Tu pars du principe que ce film est déplacé à l'époque actuelle à cause du goût des gens qui serait porté uniquement vers le divertissement de masse autrement appelé blockbuster. C'est ce que tu qualifies d'anachronisme. C'est un peu comme si tu me disais qu'un vêtement parce qu'il ne respecte pas la mode du moment est anachronique. C'est un mauvais emploi du mot et une mauvaise interprétation de ce que le commerce fait au cinéma comme medium.

Ce n'est pas parce qu'on n'est pas à la mode qu'on est anachronique.

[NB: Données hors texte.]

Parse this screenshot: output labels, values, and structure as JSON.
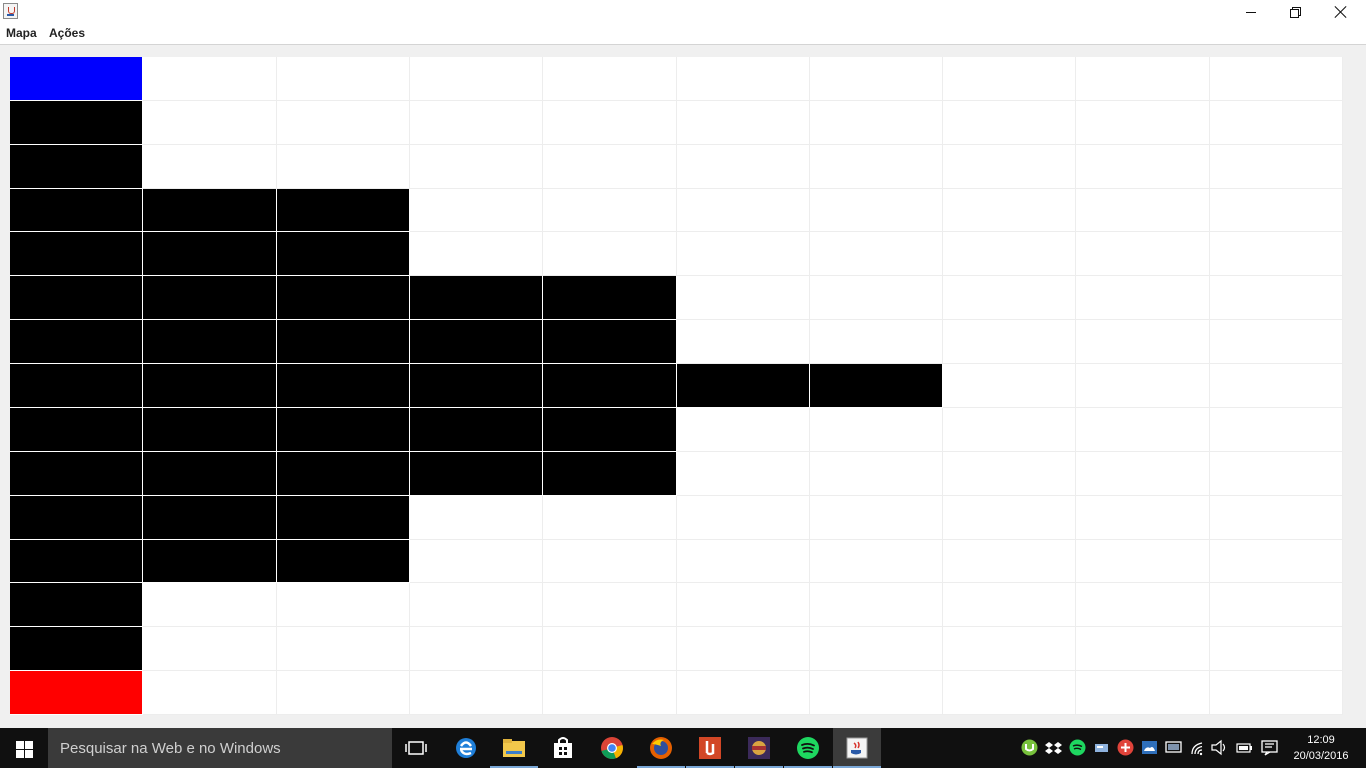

Le cinéma est avant tout un art. L'art ne peut pas être anachronique.

Le goût des gens, si tant est que les gens existent comme une entité homogène à partir de laquelle on puisse établir des règles générales, est façonné par le marketing et contraint par tout un tas de facteur lié au contexte économique et social.

Autrement dit, le goût des gens comme tu le présentes, c'est-à-dire une émanation hors sol fondée sur le libre-arbitre n'existe pas ou à la marge.

En tous cas ce n'est pas la seule raison qui puisse expliquer pourquoi les productions qui se font en dehors des studios ont de plus en plus de mal à rencontrer un public. En tous cas à faire un score au B.O leur permettant de péréniser ce type de cinéma en distribution en salles.

Tu aimes le cinéma qui divertit ? Le cinéma est un art du divertissement, comme les arts en général.

Ah, mais u voulais dire qui divertit sans faire réfléchir. Qui vide la tête, quoi. Qui fait du spectateur une chose passive, une oie qu'on gave et qui fait du foie gras.

Tu penses que les gens veulent devenir des cerveaux gras farcis de conneries répétitives qui promeuvent des réflexes induis par le softpower Nord-américain.

Parce qu'en fait, c'est ça qui est caché dans tes divertissements sans fond, à base de héros à la musculature hypertrophiés produits du scientisme, de la tech, de l'eugénisme et du capitalisme de la Silicon Valley. Des valeurs virilistes qui brossent dans le sens du poil les petits garçons qui ont oublié de grandir et qui se sentent rassuré dans un monde où tout leur fait peur. À commencer par réfléchir un petit peu, un tout petit peu.

Sinon, accessoirement, les goûts, les couleurs, les avis, c'est comme les trous du cul, tout le monde en a un. Ce n'est pas pour ça qu'il faut soi-même en être un.